Rivers, the groundbreaking and tart-tongued comedian who crashed the male-dominated realm of late-night talk shows and starred with her daughter on E! in "Fashion Police," died Sept. 4 at age 81. The city's medical examiner found she died of brain damage due to lack of oxygen when she stopped breathing during an endoscopy days earlier.
A message left at Yorkville Endoscopy seeking comment on Monday was not immediately returned. The clinic said in a statement it was continuing to work with all regulatory bodies, but suggested it may appeal, the New York Times reported.
"We intend to communicate with CMS and appropriate authorities to have the decision reversed. Yorkville continues to be a licensed facility and perform procedures while cooperating with the regulatory process," according to the statement.
The clinic had presented a plan to correct problems uncovered during an investigation after her death. However, the CMS said Monday that Yorkville remained deficient in four areas, including "surgical services; quality assessment and performance improvement; governing body and management; and environment."
Rivers' death was classified as a therapeutic complication, and no negligence was alleged in the federal report.

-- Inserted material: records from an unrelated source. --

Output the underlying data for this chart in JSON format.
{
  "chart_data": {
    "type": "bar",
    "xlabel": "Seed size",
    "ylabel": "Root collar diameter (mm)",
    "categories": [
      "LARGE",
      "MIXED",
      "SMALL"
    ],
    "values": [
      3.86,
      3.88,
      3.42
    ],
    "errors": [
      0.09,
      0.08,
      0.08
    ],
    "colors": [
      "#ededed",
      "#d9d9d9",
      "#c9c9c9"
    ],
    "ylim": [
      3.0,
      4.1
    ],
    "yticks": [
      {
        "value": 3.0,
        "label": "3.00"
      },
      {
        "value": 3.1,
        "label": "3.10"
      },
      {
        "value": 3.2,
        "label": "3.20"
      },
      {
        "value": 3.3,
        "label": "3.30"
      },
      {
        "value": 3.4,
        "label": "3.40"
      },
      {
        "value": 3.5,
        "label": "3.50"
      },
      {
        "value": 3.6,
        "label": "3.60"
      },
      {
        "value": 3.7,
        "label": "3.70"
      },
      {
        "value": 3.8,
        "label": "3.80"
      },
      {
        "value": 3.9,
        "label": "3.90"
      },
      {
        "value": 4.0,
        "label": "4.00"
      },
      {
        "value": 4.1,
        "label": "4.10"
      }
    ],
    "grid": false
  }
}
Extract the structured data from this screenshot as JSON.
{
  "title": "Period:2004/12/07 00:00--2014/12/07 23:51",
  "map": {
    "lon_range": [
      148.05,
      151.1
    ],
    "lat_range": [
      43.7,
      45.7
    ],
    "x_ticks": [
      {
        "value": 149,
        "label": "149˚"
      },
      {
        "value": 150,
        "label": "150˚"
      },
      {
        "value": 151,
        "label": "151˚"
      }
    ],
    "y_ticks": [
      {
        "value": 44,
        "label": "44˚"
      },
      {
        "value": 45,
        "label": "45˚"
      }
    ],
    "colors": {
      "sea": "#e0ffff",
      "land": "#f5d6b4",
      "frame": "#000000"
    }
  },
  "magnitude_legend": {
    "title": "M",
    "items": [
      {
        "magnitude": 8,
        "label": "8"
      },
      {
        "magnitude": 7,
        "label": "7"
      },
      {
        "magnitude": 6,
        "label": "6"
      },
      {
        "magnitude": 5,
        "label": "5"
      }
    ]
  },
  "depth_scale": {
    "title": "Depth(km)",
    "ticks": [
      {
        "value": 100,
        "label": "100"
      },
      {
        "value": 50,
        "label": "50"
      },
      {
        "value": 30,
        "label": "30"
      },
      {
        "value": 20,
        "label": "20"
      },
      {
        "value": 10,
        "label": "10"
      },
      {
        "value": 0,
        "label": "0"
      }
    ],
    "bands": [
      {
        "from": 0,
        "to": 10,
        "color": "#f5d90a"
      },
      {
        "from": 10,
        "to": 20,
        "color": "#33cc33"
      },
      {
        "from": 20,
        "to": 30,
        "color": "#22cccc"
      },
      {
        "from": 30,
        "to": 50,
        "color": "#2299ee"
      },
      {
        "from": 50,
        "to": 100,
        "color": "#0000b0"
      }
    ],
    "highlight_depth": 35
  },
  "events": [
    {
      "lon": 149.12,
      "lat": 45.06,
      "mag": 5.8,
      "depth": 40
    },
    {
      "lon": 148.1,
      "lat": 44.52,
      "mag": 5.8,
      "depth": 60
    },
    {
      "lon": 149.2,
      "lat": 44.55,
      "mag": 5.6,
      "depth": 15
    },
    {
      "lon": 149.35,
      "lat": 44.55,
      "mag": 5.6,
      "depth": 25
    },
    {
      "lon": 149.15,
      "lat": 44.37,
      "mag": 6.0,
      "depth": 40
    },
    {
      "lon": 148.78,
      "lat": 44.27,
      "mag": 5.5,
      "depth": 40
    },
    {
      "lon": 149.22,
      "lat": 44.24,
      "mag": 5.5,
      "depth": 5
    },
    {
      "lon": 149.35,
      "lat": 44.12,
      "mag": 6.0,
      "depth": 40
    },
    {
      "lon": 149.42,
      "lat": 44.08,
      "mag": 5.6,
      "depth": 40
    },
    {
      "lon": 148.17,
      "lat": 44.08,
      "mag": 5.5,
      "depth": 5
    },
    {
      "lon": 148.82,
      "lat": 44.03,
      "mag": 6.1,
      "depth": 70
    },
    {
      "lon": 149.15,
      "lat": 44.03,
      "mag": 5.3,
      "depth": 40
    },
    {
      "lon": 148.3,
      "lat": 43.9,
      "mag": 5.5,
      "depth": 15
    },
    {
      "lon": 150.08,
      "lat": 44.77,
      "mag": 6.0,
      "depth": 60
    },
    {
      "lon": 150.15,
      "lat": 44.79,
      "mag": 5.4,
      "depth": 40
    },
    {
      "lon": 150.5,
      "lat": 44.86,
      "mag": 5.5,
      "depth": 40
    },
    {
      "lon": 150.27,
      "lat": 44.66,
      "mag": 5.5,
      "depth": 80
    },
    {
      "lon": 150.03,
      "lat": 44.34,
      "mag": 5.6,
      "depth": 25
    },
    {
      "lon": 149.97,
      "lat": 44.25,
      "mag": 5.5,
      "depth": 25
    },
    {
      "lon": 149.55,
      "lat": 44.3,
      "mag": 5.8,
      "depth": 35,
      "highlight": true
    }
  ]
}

In October, Rivers' daughter, Melissa Rivers, hired a prominent malpractice attorney to pursue a separate investigation.
"In order to fully determine the facts and circumstances surrounding the death of Joan Rivers, we confirm that our firm has been engaged by Melissa Rivers and her family," Ben Rubinowitz, a partner at the firm of Gair, Gair, Conason, Steigman, Mackauf, Bloom & Rubinowitz, said in a statement at the time.
Reuters reported that the investigation could result in a civil suit against the clinic.